[Python-Dev] Should standard library modules optimize for CPython?

Sun Jun 1 10:11:39 CEST 2014

I think I know the answer to this, but I'm going to ask it anyway...

I know that there is a general policy of trying to write code in the 
standard library that does not disadvantage other implementations. How 
far does that go the other way? Should the standard library accept 
slower code because it will be much faster in other implementations?

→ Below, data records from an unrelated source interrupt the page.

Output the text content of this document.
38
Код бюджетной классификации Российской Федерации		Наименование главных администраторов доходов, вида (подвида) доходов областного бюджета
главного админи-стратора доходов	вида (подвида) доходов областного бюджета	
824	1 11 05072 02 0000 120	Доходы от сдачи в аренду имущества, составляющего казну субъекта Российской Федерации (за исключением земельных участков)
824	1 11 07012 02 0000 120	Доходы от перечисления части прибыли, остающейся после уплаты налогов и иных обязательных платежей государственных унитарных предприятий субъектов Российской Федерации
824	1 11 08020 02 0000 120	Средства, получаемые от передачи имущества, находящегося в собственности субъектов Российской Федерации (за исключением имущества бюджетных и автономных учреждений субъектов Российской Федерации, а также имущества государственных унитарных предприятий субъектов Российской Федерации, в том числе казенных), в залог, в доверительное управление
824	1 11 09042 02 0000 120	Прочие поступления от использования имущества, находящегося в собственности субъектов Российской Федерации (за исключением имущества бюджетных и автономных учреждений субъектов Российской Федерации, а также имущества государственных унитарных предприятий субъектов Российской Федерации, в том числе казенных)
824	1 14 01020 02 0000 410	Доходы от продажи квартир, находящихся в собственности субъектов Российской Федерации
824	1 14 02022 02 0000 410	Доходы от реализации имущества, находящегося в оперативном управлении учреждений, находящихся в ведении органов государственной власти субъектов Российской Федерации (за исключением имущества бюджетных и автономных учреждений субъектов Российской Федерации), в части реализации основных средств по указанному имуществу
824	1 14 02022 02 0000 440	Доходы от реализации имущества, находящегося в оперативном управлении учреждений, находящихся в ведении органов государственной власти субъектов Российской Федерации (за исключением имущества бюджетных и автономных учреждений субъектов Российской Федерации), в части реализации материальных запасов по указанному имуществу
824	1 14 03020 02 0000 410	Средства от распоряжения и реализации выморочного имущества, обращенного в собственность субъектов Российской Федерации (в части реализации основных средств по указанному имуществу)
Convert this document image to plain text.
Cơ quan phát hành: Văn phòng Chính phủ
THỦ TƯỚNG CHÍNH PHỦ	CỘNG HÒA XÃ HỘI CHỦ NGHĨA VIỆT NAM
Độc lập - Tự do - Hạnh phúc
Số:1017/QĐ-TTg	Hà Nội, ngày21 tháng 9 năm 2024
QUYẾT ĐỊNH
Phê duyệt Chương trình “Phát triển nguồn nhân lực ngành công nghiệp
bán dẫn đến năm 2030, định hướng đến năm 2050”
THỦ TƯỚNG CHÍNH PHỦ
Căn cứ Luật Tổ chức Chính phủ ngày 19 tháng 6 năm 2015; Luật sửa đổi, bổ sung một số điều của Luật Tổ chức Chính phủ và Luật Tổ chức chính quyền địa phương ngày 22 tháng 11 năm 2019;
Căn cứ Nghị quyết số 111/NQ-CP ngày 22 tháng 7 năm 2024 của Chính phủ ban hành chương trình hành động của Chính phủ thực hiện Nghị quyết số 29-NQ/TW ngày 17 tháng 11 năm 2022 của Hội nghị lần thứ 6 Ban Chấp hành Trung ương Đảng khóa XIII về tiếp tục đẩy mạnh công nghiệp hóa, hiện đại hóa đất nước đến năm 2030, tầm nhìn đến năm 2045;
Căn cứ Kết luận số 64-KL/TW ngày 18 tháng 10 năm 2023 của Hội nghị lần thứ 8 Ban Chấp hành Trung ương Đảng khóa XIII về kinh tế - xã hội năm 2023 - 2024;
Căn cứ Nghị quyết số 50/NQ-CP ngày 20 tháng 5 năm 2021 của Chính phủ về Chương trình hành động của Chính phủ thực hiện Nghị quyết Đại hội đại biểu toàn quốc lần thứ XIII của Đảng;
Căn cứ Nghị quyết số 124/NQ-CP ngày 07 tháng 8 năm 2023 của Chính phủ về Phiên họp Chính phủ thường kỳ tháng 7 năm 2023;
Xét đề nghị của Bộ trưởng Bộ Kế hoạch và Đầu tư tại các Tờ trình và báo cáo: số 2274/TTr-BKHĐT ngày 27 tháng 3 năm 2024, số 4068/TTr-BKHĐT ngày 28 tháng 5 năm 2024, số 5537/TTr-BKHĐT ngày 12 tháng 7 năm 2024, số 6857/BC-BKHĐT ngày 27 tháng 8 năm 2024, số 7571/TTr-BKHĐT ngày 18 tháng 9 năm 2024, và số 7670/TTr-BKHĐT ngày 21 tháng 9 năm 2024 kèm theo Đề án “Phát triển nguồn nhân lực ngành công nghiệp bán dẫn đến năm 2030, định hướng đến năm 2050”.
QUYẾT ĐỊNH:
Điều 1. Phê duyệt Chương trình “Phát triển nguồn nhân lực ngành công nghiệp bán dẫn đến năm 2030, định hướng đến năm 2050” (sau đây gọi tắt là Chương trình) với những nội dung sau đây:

Briefly, I have a choice of algorithm for the median function in the 
statistics module. If I target CPython, I will use a naive but simple 
O(N log N) implementation based on sorting the list and returning the 
middle item. (That's what the module currently does.) But if I target 
PyPy, I will use an O(N) algorithm which knocks the socks off the naive 
version even for smaller lists. In CPython that's typically 2-5 times 
slower; in PyPy it's typically 3-8 times faster, and the bigger the data 
set the more the advantage.

For the specific details, see http://bugs.python.org/issue21592

My feeling is that the CPython standard library should be written for 
CPython, that is, it should stick to the current naive implementation of 
median, and if PyPy wants to speed the function up, they can provide 
their own version of the module. I should *not* complicate the 
implementation by trying to detect which Python the code is running 
under and changing algorithms accordingly. However, I should put a 
comment in the module pointing at the tracker issue. Does this sound 
right to others?

Thanks,

-- 
Steve